EAA Foundation’s partnership with Mercy Corps will provide education for 109,372 Somali children over three years, many of whom have been displaced by conflict across the nation. In addition, EAA are today announcing an extended partnership with BRAC to provide primary education to 35,000 Rohingya refugee children currently displaced to Cox’s Bazar, Bangladesh, many of whom are orphans, or have become separated from their families and are forced into adult roles.
Dr. Mary Joy Pigozzi, Executive Director EAA’s Educate A Child programme said:
“Children that have been forced to flee their home have been exposed to violence or war, and their lives and education have been completely disrupted. There is the risk that they will grow up unable to read or write, starved of opportunity without access to education. We want to ensure that every child, whether refugee, displaced and otherwise disadvantaged, is given the chance to not only survive, but to thrive and reach their full potential. We do that by working in partnership and ensuring that vulnerable children are not denied the opportunities that education provides.”
Safiqul Islam Ph.D, Director, BRAC Education Programme said:
“A Refugee crisis is something that is man-made. There are children without family and education, there are people without food and shelter and most importantly, many of them have lost hope in humanity. This situation calls for help, and calls for humanity to every doorstep. BRAC, in cooperation with the govt of Bangladesh and other organisations, responded to it with all out efforts. As part of that we already have established 200 Learning Centers with an objective to create hope, developed learning and education related skills, built harmony, peace, and shared knowledge. We agreed with EAC to spread the light among 35,000 more children in coming days.”

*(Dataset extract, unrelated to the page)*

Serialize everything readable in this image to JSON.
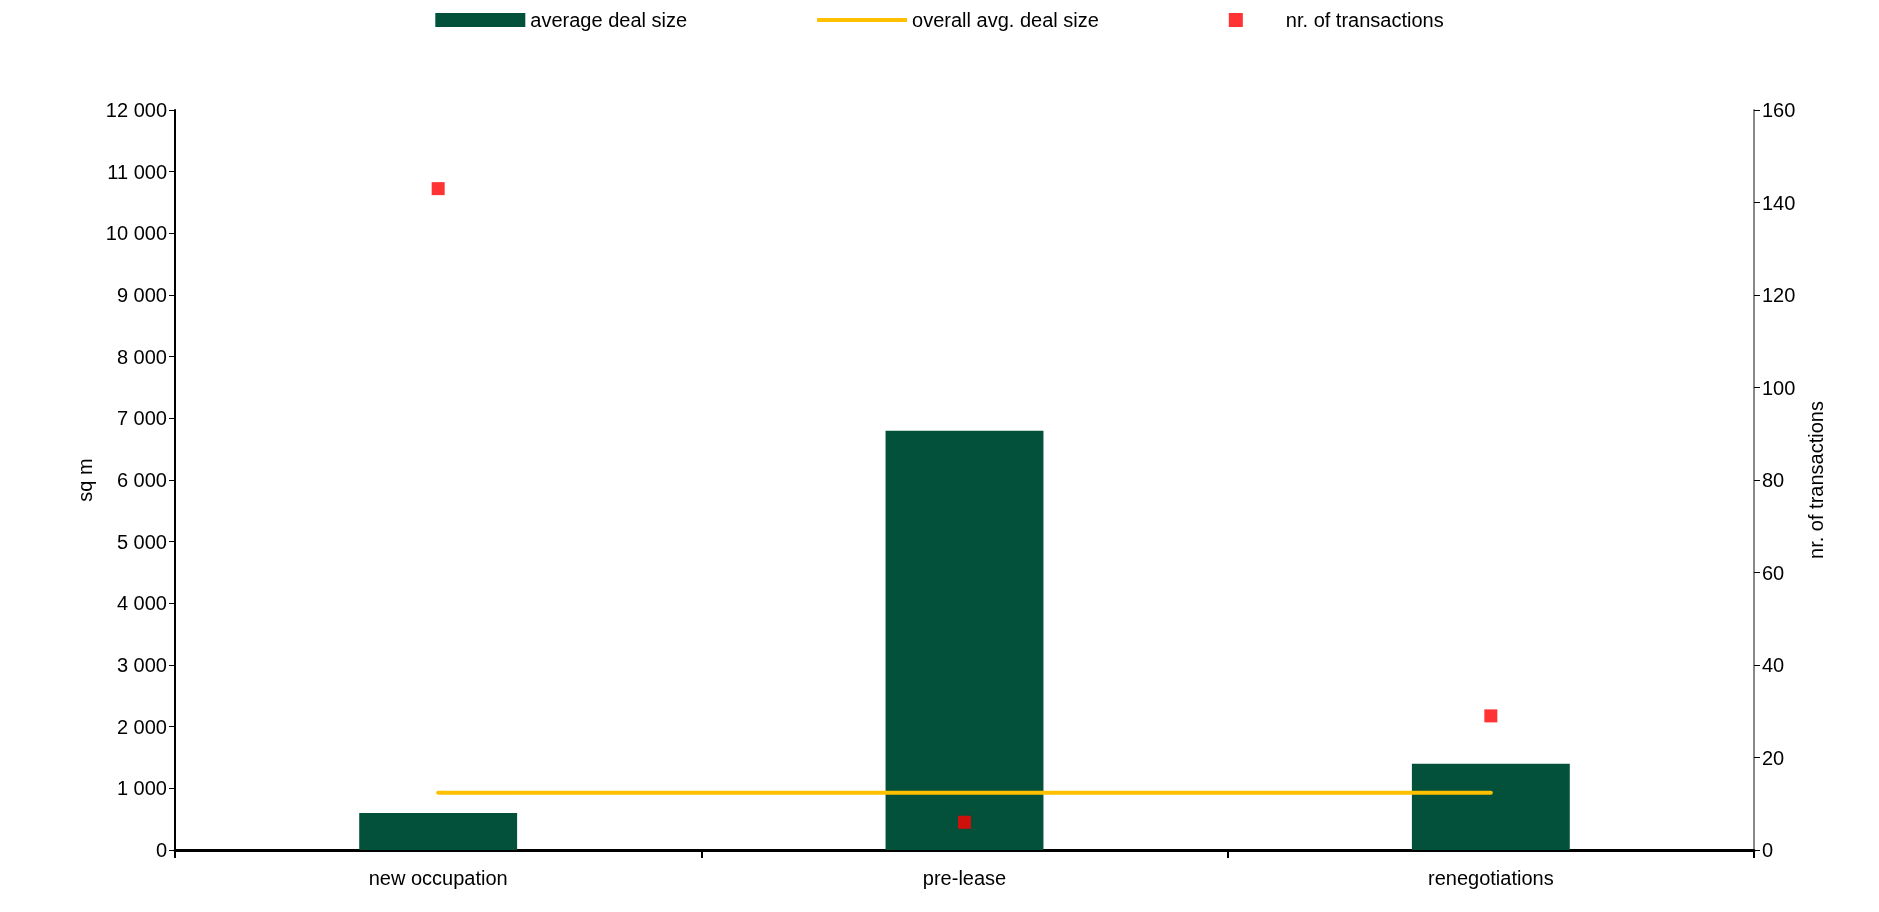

Daud Adan, Somalia Country Director for Mercy Corps said:
"Mercy Corps, along with Mercy USA and the American Refugee Committee, is thrilled to partner with Educate a Child to educate over 100,000 out of school children in Somalia. We look forward to working with the Ministry of Education, local communities and teachers to ensure vulnerable children, particularly girls, have the tools, facilities and support they need to go to school and thrive. We can build a stronger tomorrow for Somalia by empowering youth to achieve their ambitions and shape their future and the trajectory of their communities and nation.”

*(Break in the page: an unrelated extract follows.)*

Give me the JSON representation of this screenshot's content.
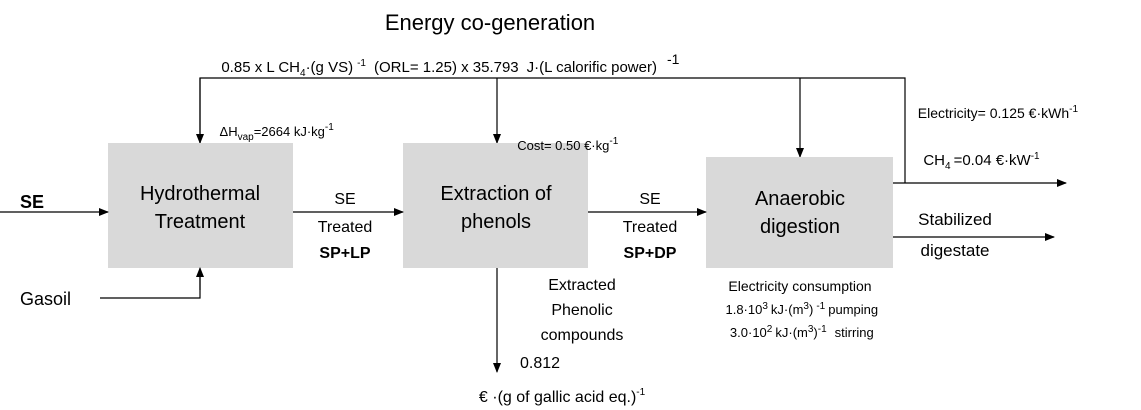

Conflict devastates the lives of many children and EAC will help to mitigate this in Bangladesh and Somalia. The plight of hundreds of thousands of Rohingya people is one of the world’s fastest growing refugee crisis, according to the United Nations. In Somalia, it is estimated that only 30 per cent of school age children have access to learning opportunities and more than three million children of school age remain out of school.1
Somalia today has one of the lowest primary-enrolment and literacy rates in the world.2 Despite the bleak picture, all three zones of Somalia (South and Central Regions, Puntland and Somaliland) have the Education Sector Strategic Plans (ESSPs) that prioritize to accelerate progress towards achievement of quality universal primary education. The consortium, funded by EAC and Mercy Corps, will support each of the Ministries of Educations in the achievement of their individual plans and targets in increasing access to primary education for out of school children. The project focuses on reaching children including over-age youth that are hard-to-reach; providing support for those in marginalised communities and rural or pastoral areas; and supporting those facing poverty and girls with disabilities in peri-urban areas.
Since August 2017, over 655,000 Rohingya refugees, of whom 58 per cent are children under 18 years of age, have entered Bangladesh and are taking shelter in registered camps, existing makeshift settlements and host communities.3 The project from EAC and BRAC will target children who are currently residing in temporary refugee camp sites situated within the Bangladeshi port town of Cox’s Bazar. Learning currently takes place in poorly equipped temporary classrooms, with volunteer teachers who have little formal training. To ensure children’s education is not put on hold, EAC and BRAC plan to establish 500 learning centres in the region with water, sanitation and hygiene facilities, where 1,000 teachers will be enlisted and trained to provide these children with six-months of basic primary-level education, recreational activities, psychosocial support and complementary life-skill training covering health, hygiene, safety and security and reproduction issues.